I have a line of code:
g = x.groupby('Color')
The colors are Red, Blue, Green, Yellow, Purple, Orange, and Black. How do I return this list? For similar attributes, I use x.Attribute and it works fine, but x.Color doesn't behave the same way.
I have a line of code:
g = x.groupby('Color')
The colors are Red, Blue, Green, Yellow, Purple, Orange, and Black. How do I return this list? For similar attributes, I use x.Attribute and it works fine, but x.Color doesn't behave the same way.
 
    
    There is much easier way of doing it:
g = x.groupby('Color')
g.groups.keys()
By doing groupby() pandas returns you a dict of grouped DFs.
You can easily get the key list of this dict by python built in function keys().
If you do not care about the order of the groups, Yanqi Ma's answer will work fine:
g = x.groupby('Color')
g.groups.keys()
list(g.groups) # or this
However, note that g.groups is a dictionary, so in Python <3.7 the keys are inherently unordered! This is the case even if you use sort=True on the groupby method to sort the groups, which is true by default.
This actually bit me hard when it resulted in a different order on two platforms, especially since I was using list(g.groups), so it wasn't obvious at first that g.groups was a dict.
In my opinion, the best way to do this is to take advantage of the fact that the GroupBy object has an iterator, and use a list comprehension to return the groups in the order they exist in the GroupBy object:
g = x.groupby('Color')
groups = [name for name,unused_df in g]
It's a little less readable, but this will always return the groups in the correct order.
 
    
    Here's how to do it.
groups = list()
for g, data in x.groupby('Color'):
    print(g, data)
    groups.append(g)
The core idea here is this: if you iterate over a dataframe groupby iterator, you'll get back a two-tuple of (group name, filtered data frame), where filtered data frame contains only records corresponding to that group).
 
    
    It is my understanding that you have a Data Frame which contains multiples columns. One of the columns is "Color" which has different types of colors. You want to return a list of unique colors that exist.

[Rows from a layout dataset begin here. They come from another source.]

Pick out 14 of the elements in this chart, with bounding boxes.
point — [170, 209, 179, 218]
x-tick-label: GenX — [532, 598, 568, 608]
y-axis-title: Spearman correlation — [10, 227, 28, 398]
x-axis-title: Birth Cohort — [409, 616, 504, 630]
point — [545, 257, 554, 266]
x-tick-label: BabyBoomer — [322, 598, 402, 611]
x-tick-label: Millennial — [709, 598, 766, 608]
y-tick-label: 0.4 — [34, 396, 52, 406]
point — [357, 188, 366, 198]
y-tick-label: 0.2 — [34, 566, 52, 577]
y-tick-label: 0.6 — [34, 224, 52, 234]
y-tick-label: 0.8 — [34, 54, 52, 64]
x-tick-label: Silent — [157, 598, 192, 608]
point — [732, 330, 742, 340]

colorGroups = df.groupby(['Color'])
for c in colorGroups.groups: 
    print c
The above code will give you all the colors that exist without repeating the colors names. Thus, you should get an output such as:
Red
Blue
Green
Yellow
Purple
Orange
Black
An alternative is the unique() function which returns an array of all unique values in a Series. Thus to get an array of all unique colors, you would do:
df['Color'].unique()
The output is an array, so for example print df['Color'].unique()[3] would give you Yellow. 
 
    
    I compared runtime for the solutions above (with my data):
In [443]: d = df3.groupby("IND")
In [444]: %timeit groups = [name for name,unused_df in d]
377 ms ± 27.3 ms per loop (mean ± std. dev. of 7 runs, 1 loop each)
In [445]: % timeit  list(d.groups)
1.08 µs ± 47.3 ns per loop (mean ± std. dev. of 7 runs, 1000000 loops each)
In [446]: % timeit d.groups.keys()
708 ns ± 7.18 ns per loop (mean ± std. dev. of 7 runs, 1000000 loops each)
In [447]: % timeit df3['IND'].unique()
5.33 ms ± 128 µs per loop (mean ± std. dev. of 7 runs, 100 loops each)
it seems that the 'd.groups.keys()' is the best method.
 
    
    Hope this helps.. Happy Coding :)
df = pd.DataFrame(data=[['red','1','1.5'],['blue','20','2.5'],['red','15','4']],columns=(['color','column1','column2']))
list_req = list(df.groupby('color').groups.keys())
print(list_req)